You can use the command "iostat -kx 1 /dev/sd?" which will give you
more information of what is happening, in particular it will show
%util which will show how often the drive is busy, and you can
correlate that with the rkB/s and wkB/s to see how much data is being
read or written to that specific drive. You also have averages for the
request size (to know if you have many small operations or a few big
ones), queue size, service time and wait time. See "man iostat" for
more details. It's not installed by default on CentOS 5 but it's
available from the base repositories, just run "yum install sysstat"
if you don't have it yet.

If you are using RAID-5 you might want to see if the chunk size you
are using is good. You can specify that when you create a new array
using the "-c" option to mdadm. I don't think you can change that
after it's created. The default is 64kB which sounds sane enough but
you might want to check if yours was created with that value or not.

The problem is basically if you have big operations that are larger
than the chunk size it will require operations on all the disks which
means all of them will have to seek to a specific position to complete
your operation, and while they are doing that they will not be able to
work on any other requests.
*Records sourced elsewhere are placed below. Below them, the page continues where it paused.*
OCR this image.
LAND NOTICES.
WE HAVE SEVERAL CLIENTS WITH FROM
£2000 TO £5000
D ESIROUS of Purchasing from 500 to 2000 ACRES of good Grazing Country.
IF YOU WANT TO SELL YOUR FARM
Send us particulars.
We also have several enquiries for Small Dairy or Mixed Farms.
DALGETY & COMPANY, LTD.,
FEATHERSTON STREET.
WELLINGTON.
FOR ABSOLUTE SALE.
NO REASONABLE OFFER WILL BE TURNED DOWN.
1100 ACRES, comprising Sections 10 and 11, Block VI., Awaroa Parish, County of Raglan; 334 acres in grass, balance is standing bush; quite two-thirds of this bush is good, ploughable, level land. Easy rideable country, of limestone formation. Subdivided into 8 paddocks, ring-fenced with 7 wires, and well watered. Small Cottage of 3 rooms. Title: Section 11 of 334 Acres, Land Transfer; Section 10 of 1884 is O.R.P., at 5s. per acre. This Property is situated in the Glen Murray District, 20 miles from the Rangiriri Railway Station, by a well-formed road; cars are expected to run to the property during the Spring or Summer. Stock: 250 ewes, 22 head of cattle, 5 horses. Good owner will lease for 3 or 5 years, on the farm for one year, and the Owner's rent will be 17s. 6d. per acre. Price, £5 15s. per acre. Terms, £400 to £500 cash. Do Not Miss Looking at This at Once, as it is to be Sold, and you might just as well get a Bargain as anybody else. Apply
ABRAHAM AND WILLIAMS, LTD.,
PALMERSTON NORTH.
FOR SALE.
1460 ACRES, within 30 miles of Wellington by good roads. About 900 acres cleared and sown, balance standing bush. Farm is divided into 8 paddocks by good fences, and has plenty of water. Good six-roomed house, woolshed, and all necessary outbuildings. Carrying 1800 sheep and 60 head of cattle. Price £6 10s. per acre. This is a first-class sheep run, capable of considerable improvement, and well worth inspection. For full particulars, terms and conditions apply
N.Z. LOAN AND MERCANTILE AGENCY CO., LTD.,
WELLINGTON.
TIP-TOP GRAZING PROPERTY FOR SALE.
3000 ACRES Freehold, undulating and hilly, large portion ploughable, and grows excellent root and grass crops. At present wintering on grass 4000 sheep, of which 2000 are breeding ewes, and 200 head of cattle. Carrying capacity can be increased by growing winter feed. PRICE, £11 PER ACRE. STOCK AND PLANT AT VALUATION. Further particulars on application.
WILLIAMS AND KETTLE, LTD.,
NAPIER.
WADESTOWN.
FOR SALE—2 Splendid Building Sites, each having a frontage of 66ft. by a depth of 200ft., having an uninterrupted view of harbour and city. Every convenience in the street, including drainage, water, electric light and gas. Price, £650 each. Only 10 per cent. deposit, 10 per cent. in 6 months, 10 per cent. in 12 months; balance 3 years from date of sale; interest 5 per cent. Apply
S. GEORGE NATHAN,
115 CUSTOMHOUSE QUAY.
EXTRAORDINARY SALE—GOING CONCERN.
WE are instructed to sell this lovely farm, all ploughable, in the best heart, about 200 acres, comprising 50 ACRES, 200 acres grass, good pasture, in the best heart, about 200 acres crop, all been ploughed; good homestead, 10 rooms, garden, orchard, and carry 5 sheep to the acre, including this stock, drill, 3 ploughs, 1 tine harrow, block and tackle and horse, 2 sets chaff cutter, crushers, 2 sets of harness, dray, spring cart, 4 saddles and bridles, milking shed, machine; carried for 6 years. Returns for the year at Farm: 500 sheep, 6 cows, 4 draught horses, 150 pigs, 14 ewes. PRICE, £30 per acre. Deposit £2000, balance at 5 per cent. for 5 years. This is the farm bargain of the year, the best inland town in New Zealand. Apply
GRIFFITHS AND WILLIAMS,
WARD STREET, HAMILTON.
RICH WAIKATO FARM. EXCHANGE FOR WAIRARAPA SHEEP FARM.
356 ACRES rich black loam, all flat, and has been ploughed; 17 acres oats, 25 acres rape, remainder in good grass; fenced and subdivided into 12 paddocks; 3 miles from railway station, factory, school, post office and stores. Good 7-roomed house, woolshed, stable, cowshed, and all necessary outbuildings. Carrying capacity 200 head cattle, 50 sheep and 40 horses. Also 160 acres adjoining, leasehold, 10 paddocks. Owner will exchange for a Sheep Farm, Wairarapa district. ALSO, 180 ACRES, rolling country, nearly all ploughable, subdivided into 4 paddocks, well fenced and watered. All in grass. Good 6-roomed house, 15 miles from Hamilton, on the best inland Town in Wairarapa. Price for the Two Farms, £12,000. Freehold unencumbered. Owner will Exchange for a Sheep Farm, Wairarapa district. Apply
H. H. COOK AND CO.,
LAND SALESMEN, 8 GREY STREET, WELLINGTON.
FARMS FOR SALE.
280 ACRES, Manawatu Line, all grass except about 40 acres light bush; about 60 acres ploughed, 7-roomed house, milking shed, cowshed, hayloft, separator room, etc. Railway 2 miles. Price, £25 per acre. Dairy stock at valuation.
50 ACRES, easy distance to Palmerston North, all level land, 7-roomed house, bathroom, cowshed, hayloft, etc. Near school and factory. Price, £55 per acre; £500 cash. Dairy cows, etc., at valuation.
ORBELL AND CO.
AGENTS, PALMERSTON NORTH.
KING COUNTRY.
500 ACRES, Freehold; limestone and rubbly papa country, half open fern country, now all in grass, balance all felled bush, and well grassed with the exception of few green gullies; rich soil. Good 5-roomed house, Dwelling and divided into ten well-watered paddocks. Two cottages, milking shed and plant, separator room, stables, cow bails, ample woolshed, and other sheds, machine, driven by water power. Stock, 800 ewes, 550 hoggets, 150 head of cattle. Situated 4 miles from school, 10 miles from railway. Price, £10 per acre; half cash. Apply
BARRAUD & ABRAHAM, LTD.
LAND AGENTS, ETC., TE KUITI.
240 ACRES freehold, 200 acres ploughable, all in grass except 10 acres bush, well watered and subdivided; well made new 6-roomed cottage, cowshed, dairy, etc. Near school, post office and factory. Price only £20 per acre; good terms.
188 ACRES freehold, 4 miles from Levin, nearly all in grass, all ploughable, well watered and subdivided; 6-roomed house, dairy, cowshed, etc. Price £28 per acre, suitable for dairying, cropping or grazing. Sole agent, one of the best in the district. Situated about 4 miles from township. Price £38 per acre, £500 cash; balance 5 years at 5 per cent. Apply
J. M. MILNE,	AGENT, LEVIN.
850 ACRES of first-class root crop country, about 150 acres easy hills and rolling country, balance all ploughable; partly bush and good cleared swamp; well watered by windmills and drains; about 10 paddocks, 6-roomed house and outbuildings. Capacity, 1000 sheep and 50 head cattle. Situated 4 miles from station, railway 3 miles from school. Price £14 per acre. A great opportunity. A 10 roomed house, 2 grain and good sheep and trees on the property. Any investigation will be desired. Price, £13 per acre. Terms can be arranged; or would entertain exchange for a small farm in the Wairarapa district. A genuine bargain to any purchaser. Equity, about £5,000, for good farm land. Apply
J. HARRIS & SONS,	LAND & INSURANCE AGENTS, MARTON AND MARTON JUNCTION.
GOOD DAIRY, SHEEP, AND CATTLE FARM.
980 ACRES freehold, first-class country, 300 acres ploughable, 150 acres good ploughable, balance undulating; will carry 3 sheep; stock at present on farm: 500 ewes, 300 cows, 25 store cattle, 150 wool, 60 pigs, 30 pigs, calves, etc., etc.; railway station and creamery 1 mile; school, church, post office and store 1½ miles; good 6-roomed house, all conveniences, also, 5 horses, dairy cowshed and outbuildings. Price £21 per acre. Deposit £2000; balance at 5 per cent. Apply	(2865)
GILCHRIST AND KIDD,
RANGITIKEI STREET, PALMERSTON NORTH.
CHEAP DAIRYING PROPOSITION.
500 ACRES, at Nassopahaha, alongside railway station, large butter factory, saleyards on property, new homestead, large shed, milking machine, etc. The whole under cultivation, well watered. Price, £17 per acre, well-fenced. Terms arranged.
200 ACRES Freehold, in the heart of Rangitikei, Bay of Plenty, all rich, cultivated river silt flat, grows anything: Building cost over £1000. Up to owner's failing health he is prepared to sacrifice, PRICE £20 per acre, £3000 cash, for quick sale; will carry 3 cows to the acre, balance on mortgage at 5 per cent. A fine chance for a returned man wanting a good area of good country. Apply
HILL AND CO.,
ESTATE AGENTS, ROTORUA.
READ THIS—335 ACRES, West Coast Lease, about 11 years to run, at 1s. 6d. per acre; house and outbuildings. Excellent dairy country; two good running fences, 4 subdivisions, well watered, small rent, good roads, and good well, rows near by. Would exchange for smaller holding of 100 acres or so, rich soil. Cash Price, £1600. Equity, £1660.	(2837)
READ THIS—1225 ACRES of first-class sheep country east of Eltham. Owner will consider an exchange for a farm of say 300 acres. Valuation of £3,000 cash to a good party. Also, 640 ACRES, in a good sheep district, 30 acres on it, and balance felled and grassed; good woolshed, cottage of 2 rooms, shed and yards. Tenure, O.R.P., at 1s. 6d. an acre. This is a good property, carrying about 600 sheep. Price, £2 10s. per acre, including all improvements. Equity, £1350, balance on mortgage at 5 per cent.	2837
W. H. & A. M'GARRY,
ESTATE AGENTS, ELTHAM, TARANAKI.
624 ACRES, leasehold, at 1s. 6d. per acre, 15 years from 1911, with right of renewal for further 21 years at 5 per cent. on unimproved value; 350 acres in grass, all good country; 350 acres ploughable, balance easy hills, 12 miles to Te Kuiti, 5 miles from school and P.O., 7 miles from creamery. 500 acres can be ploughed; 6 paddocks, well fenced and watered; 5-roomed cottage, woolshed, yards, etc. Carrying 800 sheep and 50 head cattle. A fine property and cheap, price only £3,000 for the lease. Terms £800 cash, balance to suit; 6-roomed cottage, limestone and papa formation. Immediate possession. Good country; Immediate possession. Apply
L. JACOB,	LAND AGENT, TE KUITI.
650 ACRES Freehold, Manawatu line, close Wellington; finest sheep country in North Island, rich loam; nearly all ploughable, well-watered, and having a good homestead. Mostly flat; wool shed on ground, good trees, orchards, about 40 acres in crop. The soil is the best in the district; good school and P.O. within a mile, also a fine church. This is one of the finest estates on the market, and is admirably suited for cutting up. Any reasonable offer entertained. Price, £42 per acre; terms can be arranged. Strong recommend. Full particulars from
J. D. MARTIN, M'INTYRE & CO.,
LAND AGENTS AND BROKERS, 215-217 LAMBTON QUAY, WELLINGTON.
If you have high usage and random access
the disks will spend a lot of time seeking. If that is the case, you
might want to increase the chunk size so that most operations can be
fulfilled by one disk only so that the others are free to work on
other requests at that time.

On the other hand, if you have specific areas of your filesystem that
are hit more often that fall always on the same disk, that disk will
be used more than the other ones, so your performance will be
effectively limited by that one disk instead of multiplied by the
number of disks due to the striped access. In that case it might make
sense to reduce the chunk size in order to make the access more even
across disks. I read sometime ago that ext2/ext3 has a way of
allocating blocks that will create such unfair distribution when you
are striping across a certain number of disks, I don't know exactly
how that works but you might want to check into that. I remember that
when you create the ext2/ext3 filesystem you can use an option such as
"stride=..." to give a hint on the disk layout so that the filesystem
can disalign those blocks enough to spread the load across the disks.
But I remember I could never exactly figure out what "stride=..."
number would make sense to me... the documentation is kind of scarce
in this area, but check the mke2fs manpage anyway if you have a disk
that is more "hot" than the others and you think that might be the
problem. You can also experiment with other filesystems such as XFS
which is available in the extras repository.

And of course, make sure "cat /proc/mdstat" shows everything OK, make
sure you aren't running a degraded array before you start
investigating its performance.

I'm sure there are performance tunings that can be done with, e.g.,
hdparm, tweaking numbers in /proc and /sys filesystems, or changing
the kernel scheduler, but I'm not really experienced with that so I
couldn't really advise you on that. I'm sure others will have such
experience and will be able to give you pointers on that. You might
want to ask on the main list in that case, instead of the -virt one.

HTH,
Filipe